Yerel seçim kampanyaları iyice traji-komik bir hale girdi artık. Traji-komiklik bir yana siyasilerin vatandaşla adeta eğlence arenasına dönüştü.
Kampanyaların, çevre ve gürültü kirliliği yetmezmiş gibi yalan, aldatma, iftira gırla gidiyor.
Siz hiç seçim olmadığı zamanlarda bir siyasinin meydanlara çıkıp ya da medya kanalıyla halka vaatlerde bulunduğunu gördünüz mü, duydunuz mu? Ama seçim kampanyasında vaatler bol bol atılıyor ortaya. Yok “Emekli Yılı” olacakmış, yok emekliye bayram ikramiyesini yarı yarıya arttıracakmış da, yok seyyanen zam yapacakmış da neler neler. E be birader sormazlar mı insana seçimden önce neredeydin. Bu insanlar bu kadar mı zavallı. Hayır zavallı değil hiçbir zaman ama sadaka verir gibi “al sana 1000 lira zam, git bankaya sana promosyon, al sana ucuz seyahat, al sana sinema, tiyatro filan yarı ücrete” gibi iyanelerle biraz ayıp olmuyor mu bu insanlara.
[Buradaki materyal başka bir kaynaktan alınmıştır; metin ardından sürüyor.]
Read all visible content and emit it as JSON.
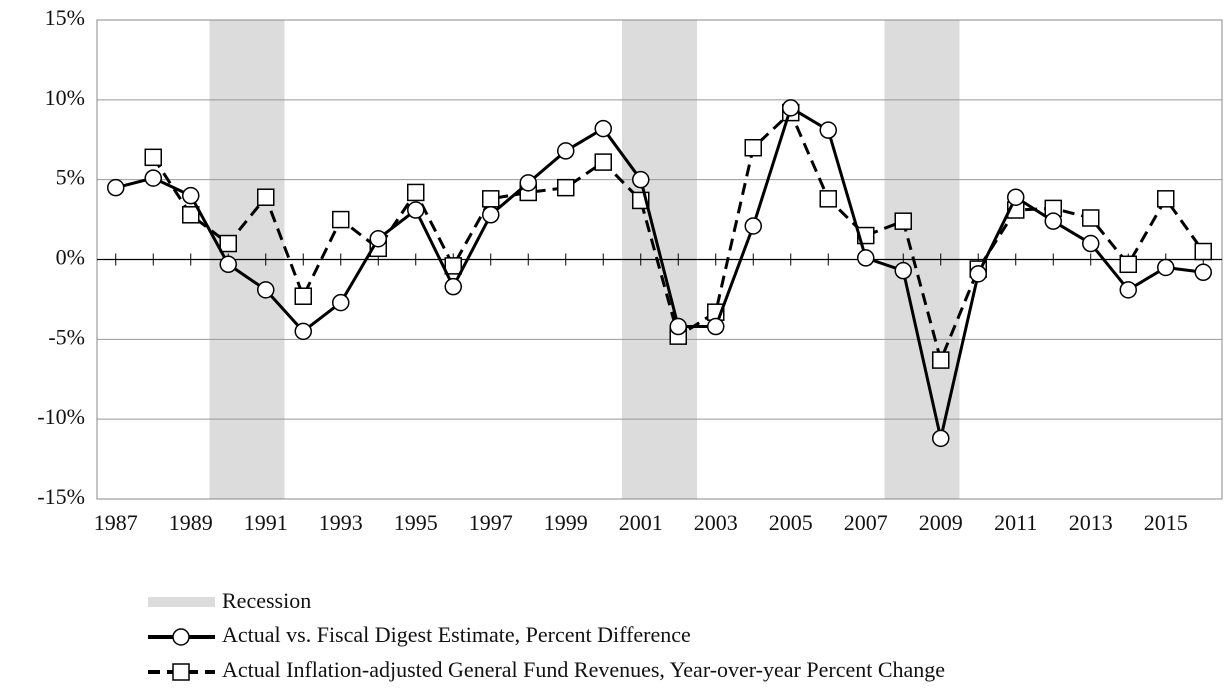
{
  "chart_data": {
    "type": "line",
    "x": [
      1987,
      1988,
      1989,
      1990,
      1991,
      1992,
      1993,
      1994,
      1995,
      1996,
      1997,
      1998,
      1999,
      2000,
      2001,
      2002,
      2003,
      2004,
      2005,
      2006,
      2007,
      2008,
      2009,
      2010,
      2011,
      2012,
      2013,
      2014,
      2015,
      2016
    ],
    "xlim": [
      1986.5,
      2016.5
    ],
    "xticks": [
      1987,
      1989,
      1991,
      1993,
      1995,
      1997,
      1999,
      2001,
      2003,
      2005,
      2007,
      2009,
      2011,
      2013,
      2015
    ],
    "ylim": [
      -15,
      15
    ],
    "yticks": [
      {
        "value": -15,
        "label": "-15%"
      },
      {
        "value": -10,
        "label": "-10%"
      },
      {
        "value": -5,
        "label": "-5%"
      },
      {
        "value": 0,
        "label": "0%"
      },
      {
        "value": 5,
        "label": "5%"
      },
      {
        "value": 10,
        "label": "10%"
      },
      {
        "value": 15,
        "label": "15%"
      }
    ],
    "grid": true,
    "recession": {
      "name": "Recession",
      "color": "#dcdcdc",
      "spans": [
        [
          1990,
          1991
        ],
        [
          2001,
          2002
        ],
        [
          2008,
          2009
        ]
      ]
    },
    "series": [
      {
        "name": "Actual vs. Fiscal Digest Estimate, Percent Difference",
        "color": "#000000",
        "linestyle": "solid",
        "marker": "circle",
        "values": [
          4.5,
          5.1,
          4.0,
          -0.3,
          -1.9,
          -4.5,
          -2.7,
          1.3,
          3.1,
          -1.7,
          2.8,
          4.8,
          6.8,
          8.2,
          5.0,
          -4.2,
          -4.2,
          2.1,
          9.5,
          8.1,
          0.1,
          -0.7,
          -11.2,
          -0.9,
          3.9,
          2.4,
          1.0,
          -1.9,
          -0.5,
          -0.8
        ]
      },
      {
        "name": "Actual Inflation-adjusted General Fund Revenues, Year-over-year Percent Change",
        "color": "#000000",
        "linestyle": "dashed",
        "marker": "square",
        "values": [
          null,
          6.4,
          2.8,
          1.0,
          3.9,
          -2.3,
          2.5,
          0.7,
          4.2,
          -0.4,
          3.8,
          4.2,
          4.5,
          6.1,
          3.7,
          -4.8,
          -3.3,
          7.0,
          9.2,
          3.8,
          1.5,
          2.4,
          -6.3,
          -0.6,
          3.1,
          3.2,
          2.6,
          -0.3,
          3.8,
          0.5
        ]
      }
    ]
  }
}
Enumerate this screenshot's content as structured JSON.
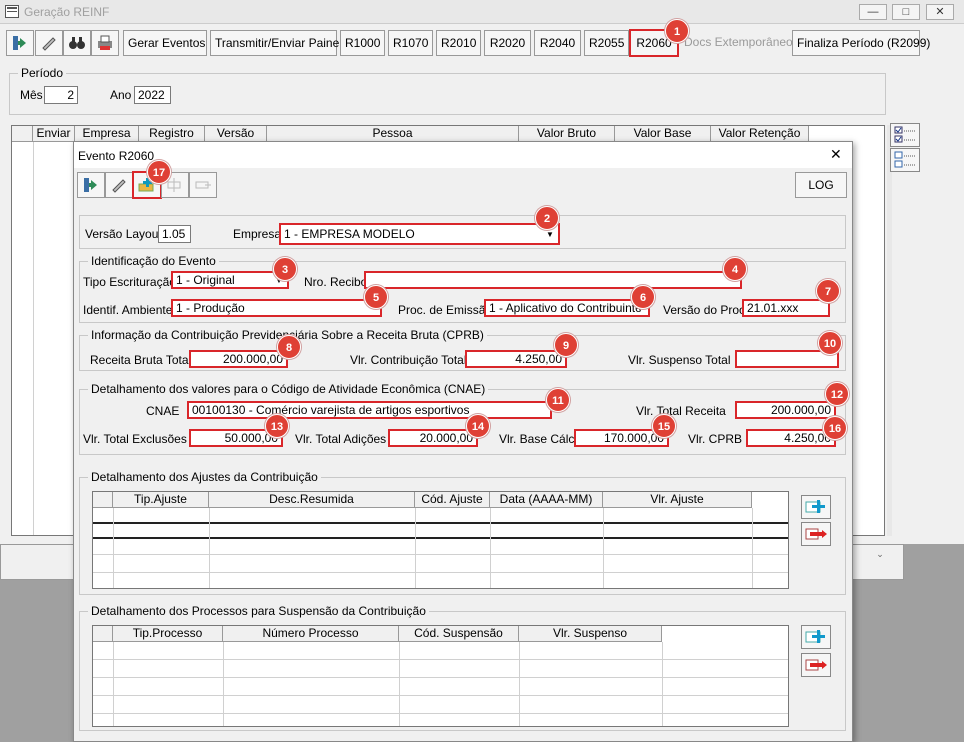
{
  "main_window": {
    "title": "Geração REINF",
    "controls": [
      "minimize-icon",
      "restore-icon",
      "close-icon"
    ]
  },
  "toolbar": {
    "gerar_eventos": "Gerar Eventos",
    "transmitir": "Transmitir/Enviar Painel",
    "r1000": "R1000",
    "r1070": "R1070",
    "r2010": "R2010",
    "r2020": "R2020",
    "r2040": "R2040",
    "r2055": "R2055",
    "r2060": "R2060",
    "docs_extemporaneos": "Docs Extemporâneos",
    "finaliza": "Finaliza Período (R2099)"
  },
  "periodo": {
    "legend": "Período",
    "mes_label": "Mês",
    "mes_value": "2",
    "ano_label": "Ano",
    "ano_value": "2022"
  },
  "main_grid": {
    "columns": [
      "Enviar",
      "Empresa",
      "Registro",
      "Versão",
      "Pessoa",
      "Valor Bruto",
      "Valor Base",
      "Valor Retenção"
    ]
  },
  "dialog": {
    "title": "Evento R2060",
    "log_button": "LOG",
    "versao_layout_label": "Versão Layout",
    "versao_layout_value": "1.05",
    "empresa_label": "Empresa",
    "empresa_value": "1 - EMPRESA MODELO",
    "ident_evento": {
      "legend": "Identificação do Evento",
      "tipo_escrituracao_label": "Tipo Escrituração",
      "tipo_escrituracao_value": "1 - Original",
      "nro_recibo_label": "Nro. Recibo",
      "nro_recibo_value": "",
      "ident_ambiente_label": "Identif. Ambiente",
      "ident_ambiente_value": "1 - Produção",
      "proc_emissao_label": "Proc. de Emissão",
      "proc_emissao_value": "1 - Aplicativo do Contribuinte",
      "versao_proc_label": "Versão do Proc.",
      "versao_proc_value": "21.01.xxx"
    },
    "cprb": {
      "legend": "Informação da Contribuição Previdenciária Sobre a Receita Bruta (CPRB)",
      "receita_bruta_label": "Receita Bruta Total",
      "receita_bruta_value": "200.000,00",
      "vlr_contribuicao_label": "Vlr. Contribuição Total",
      "vlr_contribuicao_value": "4.250,00",
      "vlr_suspenso_label": "Vlr. Suspenso Total",
      "vlr_suspenso_value": ""
    },
    "cnae": {
      "legend": "Detalhamento dos valores para o Código de Atividade Econômica (CNAE)",
      "cnae_label": "CNAE",
      "cnae_value": "00100130 - Comércio varejista de artigos esportivos",
      "vlr_total_receita_label": "Vlr. Total Receita",
      "vlr_total_receita_value": "200.000,00",
      "vlr_total_exclusoes_label": "Vlr. Total Exclusões",
      "vlr_total_exclusoes_value": "50.000,00",
      "vlr_total_adicoes_label": "Vlr. Total Adições",
      "vlr_total_adicoes_value": "20.000,00",
      "vlr_base_calc_label": "Vlr. Base Cálc.",
      "vlr_base_calc_value": "170.000,00",
      "vlr_cprb_label": "Vlr. CPRB",
      "vlr_cprb_value": "4.250,00"
    },
    "ajustes": {
      "legend": "Detalhamento dos Ajustes da Contribuição",
      "columns": [
        "Tip.Ajuste",
        "Desc.Resumida",
        "Cód. Ajuste",
        "Data (AAAA-MM)",
        "Vlr. Ajuste"
      ]
    },
    "processos": {
      "legend": "Detalhamento dos Processos para Suspensão da Contribuição",
      "columns": [
        "Tip.Processo",
        "Número Processo",
        "Cód. Suspensão",
        "Vlr. Suspenso"
      ]
    }
  },
  "badges": [
    "1",
    "2",
    "3",
    "4",
    "5",
    "6",
    "7",
    "8",
    "9",
    "10",
    "11",
    "12",
    "13",
    "14",
    "15",
    "16",
    "17"
  ],
  "colors": {
    "highlight": "#d9262a",
    "badge": "#df4035"
  }
}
Bu kadar “ Kör kör parmağım gözüne” olmaz ki. Artık çok belli ki benden oy istiyorsun, beni çocuk gibi avutup sandıktan çıkacaksın. Bu kadar da olmaz canım. Bu, insanları hem zavallı hem de enayi yerine koymak değildir de nedir.
İyane dediğin, sadaka dediğin kutsal bir görevdir. Darda olan insana yardım etmektir, para vermektir, yiyecek vermektir, barınma vermektir. Ama bu yapılırken sağ elle yaptığın iyiliği sol elin duymayacak denir.
Biz bu değerli sözü unuttuk, pardon unuttuk değil, bile bile çarpıtarak alenen sadaka vereceğiz deniyor bugün artık.
Siyasinin görevi seçim sürecine girmeden de vatandaşını düşünecek onların maddi ve manevi ihtiyaçlarına cevap verecek olmalıdır, ki oy dilenmeden sandıktan çıkasın
Diyeceksiniz ki onlar bunu bilmiyorlar mı? Elbette bal gibi biliyorlar ama vatandaş istismara maalesef müsait veya müstahak diyeyim. Üç kuruş zam, beş kuruş bilmem neye kanmak da üzülünecek bir durum bizler açısından.
Ama ben size şunu söyleyeyim. Siyasi de biliyor yaptıklarının yanlış olduğunu, vatandaş da biliyor yapılanların, boş vaadlerin yanlış ve yersiz olduğunu. Bütün siyasiler böyle, en küçük partisinden en büyük partisine kadar.
Ama bizde böyle gelmiş böyle gider. Başa biri gelir, öbürü gider, öbürü gelir biri gider ama hep aynı. Seçim kampanyasında daha bir sürü vaatler dinleyeceğiz, hepsi bitecek, 1 Nisan sabahı siyasiler mutlaka bunları unutacak merak etmeyin.
Ne promosyon kalır, ne zam kalır, ne yapılacak yol kalır, ne metro kalır, ne de siyasiler ortada kalır. Sen yine ekmek, et kuyruğuna girersin, rahat metroya bineceğine ya tabanvayla yol alırsın, ya da sardalye konservesi misali otobüsle menziline varırsın.
Atatürk, -“Efendiler! Muhterem milletime şunu tavsiye ederim ki, kendi sinesinde yetiştirerek başının üzerine çıkaracağı adamların kanındaki, vicdanındaki cevher-i asliyi çok iyi tahlil etmek dikkatinden, bir an bile feragat etmesinler.” demiş ama biz o tahlili henüz yapamıyoruz demek ki.